В этом мнении томизма и схоластики групповая жизнь обретает динамизм. Он основывается на участии в деятельности на благо всем. Обладая одинаковой человеческой натурой с цепью неотъемлемых прав, все индивидуумы представляют собой огромную разницу в своих талантах, своих способностях и деятельности, которая вытекает из них. Равные в человеческой натуре, люди неравны в способностях к деятельности[235]; таков закон метафизики, который управляет деятельностью социальной группы во всех ее степенях.

VI. Сравнение группы с человеческим телом

После такой точной и основательной дискуссии, под которой подписалось бы большинство философов-схоластиков XIII века, не сложно отдать справедливость одному излюбленному сравнению того века – сравнению, к которому часто прибегали публицисты, канонисты, правоведы, теологи и даже поэты с целью разъяснения проблемы индивидуума по отношению к группе.

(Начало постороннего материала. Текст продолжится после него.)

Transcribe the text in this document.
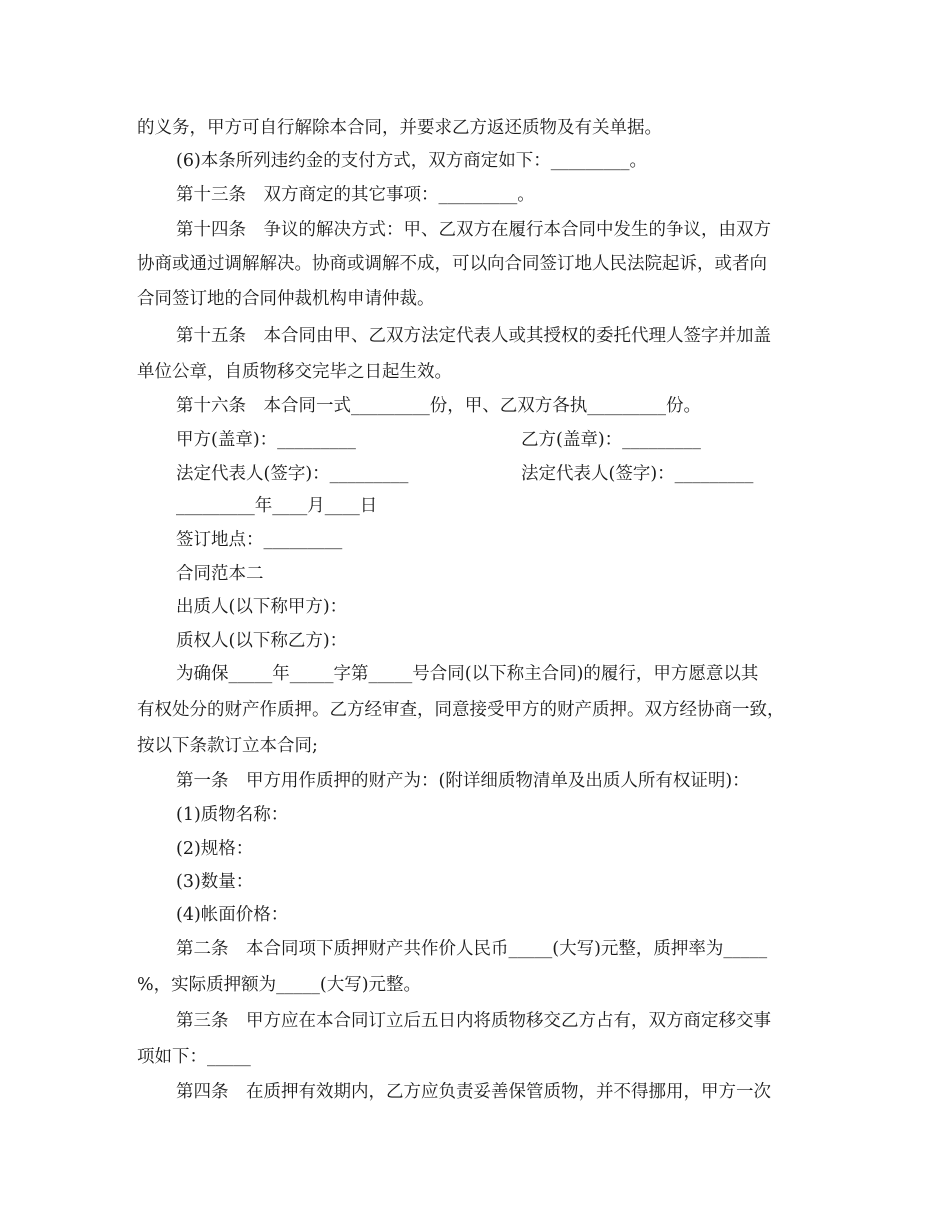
的义务，甲方可自行解除本合同，并要求乙方返还质物及有关单据。
(6)本条所列违约金的支付方式，双方商定如下：_________。
第十三条　双方商定的其它事项：_________。
第十四条　争议的解决方式：甲、乙双方在履行本合同中发生的争议，由双方
协商或通过调解解决。协商或调解不成，可以向合同签订地人民法院起诉，或者向
合同签订地的合同仲裁机构申请仲裁。
第十五条　本合同由甲、乙双方法定代表人或其授权的委托代理人签字并加盖
单位公章，自质物移交完毕之日起生效。
第十六条　本合同一式_________份，甲、乙双方各执_________份。
甲方(盖章)：_________	乙方(盖章)：_________
法定代表人(签字)：_________	法定代表人(签字)：_________
_________年____月____日
签订地点：_________
合同范本二
出质人(以下称甲方)：
质权人(以下称乙方)：
为确保_____年_____字第_____号合同(以下称主合同)的履行，甲方愿意以其
有权处分的财产作质押。乙方经审查，同意接受甲方的财产质押。双方经协商一致，
按以下条款订立本合同;
第一条　甲方用作质押的财产为：(附详细质物清单及出质人所有权证明)：
(1)质物名称：
(2)规格：
(3)数量：
(4)帐面价格：
第二条　本合同项下质押财产共作价人民币_____(大写)元整，质押率为_____
%，实际质押额为_____(大写)元整。
第三条　甲方应在本合同订立后五日内将质物移交乙方占有，双方商定移交事
项如下：_____
第四条　在质押有效期内，乙方应负责妥善保管质物，并不得挪用，甲方一次
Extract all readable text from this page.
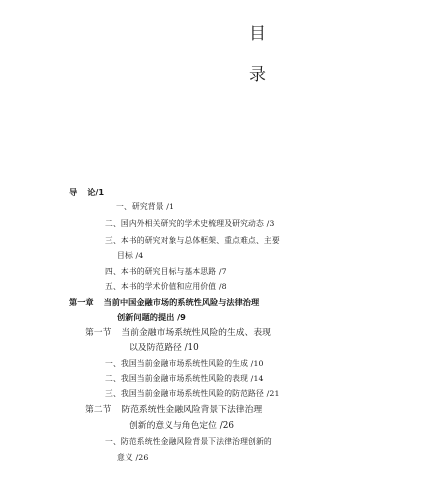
目
录
导 论/1
一、研究背景 /1
二、国内外相关研究的学术史梳理及研究动态 /3
三、本书的研究对象与总体框架、重点难点、主要
目标 /4
四、本书的研究目标与基本思路 /7
五、本书的学术价值和应用价值 /8
第一章 当前中国金融市场的系统性风险与法律治理
创新问题的提出 /9
第一节 当前金融市场系统性风险的生成、表现
以及防范路径 /10
一、我国当前金融市场系统性风险的生成 /10
二、我国当前金融市场系统性风险的表现 /14
三、我国当前金融市场系统性风险的防范路径 /21
第二节 防范系统性金融风险背景下法律治理
创新的意义与角色定位 /26
一、防范系统性金融风险背景下法律治理创新的
意义 /26
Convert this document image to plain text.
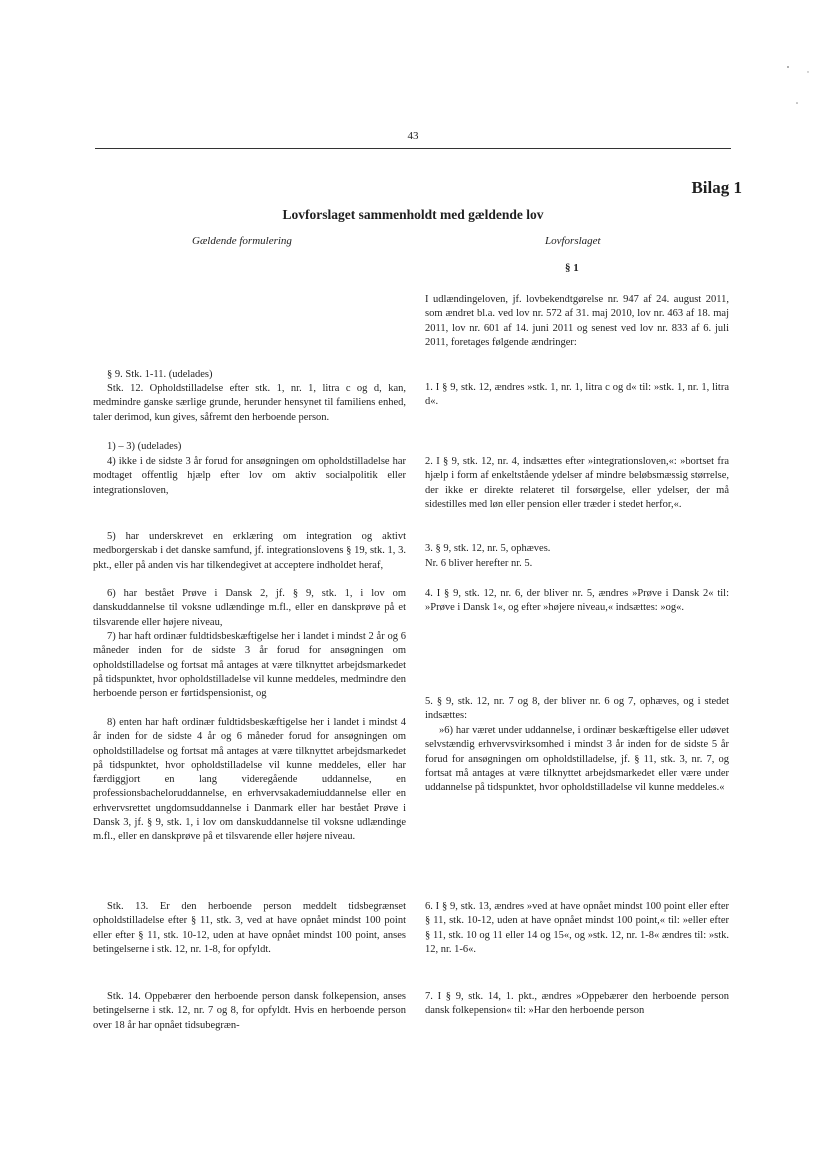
43
Bilag 1
Lovforslaget sammenholdt med gældende lov
Gældende formulering	Lovforslaget
§ 1

§ 9. Stk. 1-11. (udelades)

Stk. 12. Opholdstilladelse efter stk. 1, nr. 1, litra c og d, kan, medmindre ganske særlige grunde, herunder hensynet til familiens enhed, taler derimod, kun gives, såfremt den herboende person.

1) – 3) (udelades)

4) ikke i de sidste 3 år forud for ansøgningen om opholdstilladelse har modtaget offentlig hjælp efter lov om aktiv socialpolitik eller integrationsloven,

5) har underskrevet en erklæring om integration og aktivt medborgerskab i det danske samfund, jf. integrationslovens § 19, stk. 1, 3. pkt., eller på anden vis har tilkendegivet at acceptere indholdet heraf,

6) har bestået Prøve i Dansk 2, jf. § 9, stk. 1, i lov om danskuddannelse til voksne udlændinge m.fl., eller en danskprøve på et tilsvarende eller højere niveau,

7) har haft ordinær fuldtidsbeskæftigelse her i landet i mindst 2 år og 6 måneder inden for de sidste 3 år forud for ansøgningen om opholdstilladelse og fortsat må antages at være tilknyttet arbejdsmarkedet på tidspunktet, hvor opholdstilladelse vil kunne meddeles, medmindre den herboende person er førtidspensionist, og

8) enten har haft ordinær fuldtidsbeskæftigelse her i landet i mindst 4 år inden for de sidste 4 år og 6 måneder forud for ansøgningen om opholdstilladelse og fortsat må antages at være tilknyttet arbejdsmarkedet på tidspunktet, hvor opholdstilladelse vil kunne meddeles, eller har færdiggjort en lang videregående uddannelse, en professionsbacheloruddannelse, en erhvervsakademiuddannelse eller en erhvervsrettet ungdomsuddannelse i Danmark eller har bestået Prøve i Dansk 3, jf. § 9, stk. 1, i lov om danskuddannelse til voksne udlændinge m.fl., eller en danskprøve på et tilsvarende eller højere niveau.

Stk. 13. Er den herboende person meddelt tidsbegrænset opholdstilladelse efter § 11, stk. 3, ved at have opnået mindst 100 point eller efter § 11, stk. 10-12, uden at have opnået mindst 100 point, anses betingelserne i stk. 12, nr. 1-8, for opfyldt.

Stk. 14. Oppebærer den herboende person dansk folkepension, anses betingelserne i stk. 12, nr. 7 og 8, for opfyldt. Hvis en herboende person over 18 år har opnået tidsubegræn-

I udlændingeloven, jf. lovbekendtgørelse nr. 947 af 24. august 2011, som ændret bl.a. ved lov nr. 572 af 31. maj 2010, lov nr. 463 af 18. maj 2011, lov nr. 601 af 14. juni 2011 og senest ved lov nr. 833 af 6. juli 2011, foretages følgende ændringer:

1. I § 9, stk. 12, ændres »stk. 1, nr. 1, litra c og d« til: »stk. 1, nr. 1, litra d«.

2. I § 9, stk. 12, nr. 4, indsættes efter »integrationsloven,«: »bortset fra hjælp i form af enkeltstående ydelser af mindre beløbsmæssig størrelse, der ikke er direkte relateret til forsørgelse, eller ydelser, der må sidestilles med løn eller pension eller træder i stedet herfor,«.

3. § 9, stk. 12, nr. 5, ophæves.

Nr. 6 bliver herefter nr. 5.

4. I § 9, stk. 12, nr. 6, der bliver nr. 5, ændres »Prøve i Dansk 2« til: »Prøve i Dansk 1«, og efter »højere niveau,« indsættes: »og«.

5. § 9, stk. 12, nr. 7 og 8, der bliver nr. 6 og 7, ophæves, og i stedet indsættes:

»6) har været under uddannelse, i ordinær beskæftigelse eller udøvet selvstændig erhvervsvirksomhed i mindst 3 år inden for de sidste 5 år forud for ansøgningen om opholdstilladelse, jf. § 11, stk. 3, nr. 7, og fortsat må antages at være tilknyttet arbejdsmarkedet eller være under uddannelse på tidspunktet, hvor opholdstilladelse vil kunne meddeles.«

6. I § 9, stk. 13, ændres »ved at have opnået mindst 100 point eller efter § 11, stk. 10-12, uden at have opnået mindst 100 point,« til: »eller efter § 11, stk. 10 og 11 eller 14 og 15«, og »stk. 12, nr. 1-8« ændres til: »stk. 12, nr. 1-6«.

7. I § 9, stk. 14, 1. pkt., ændres »Oppebærer den herboende person dansk folkepension« til: »Har den herboende person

Это сравнение государства с человеческим телом, которое разработал Иоанн Солсберийский, детальное сравнение, и он уподобил каждый член человеческого тела с определенной частью государства.

Правитель – голова; сенат – сердце; полицейские и судьи – глаза, уши и язык; чиновники – руки; крестьяне и работники – ноги государства, – так что, по замечанию этого английского писателя, у государства больше ног, чем у сороконожки или сколопендры. Функция защиты людей становится «обувью» государства. Действительно, нет причины, почему бы не продолжить эту маленькую игру бесконечного антропоморфного сравнения[236].

Эта идея не является открытием Иоанна Солсберийского. Сам он ссылается на письмо, написанное Плутархом Траяну (фальшивое, насколько нам известно). Это сравнение повторяется в XIII веке, но оно утеряло буквальное значение. Каждое государство, каждая церковь, каждый город, даже каждая гильдия сравнивается с физическим органом. Но философы того века не были введены в заблуждение чисто переносным значением, и Энгельберт из Фолькерсдорфа, аббат Адмонта, который написал приблизительно в 1290 году трактат с правилами для правителей, говорит о моральном и политическом органе в противоположность с физическим органом[237]. Далее, когда Фома Аквинский называет коллектив граждан публичной персоной, persona publica[238], здесь не возникает сомнений об истинном значении этих слов.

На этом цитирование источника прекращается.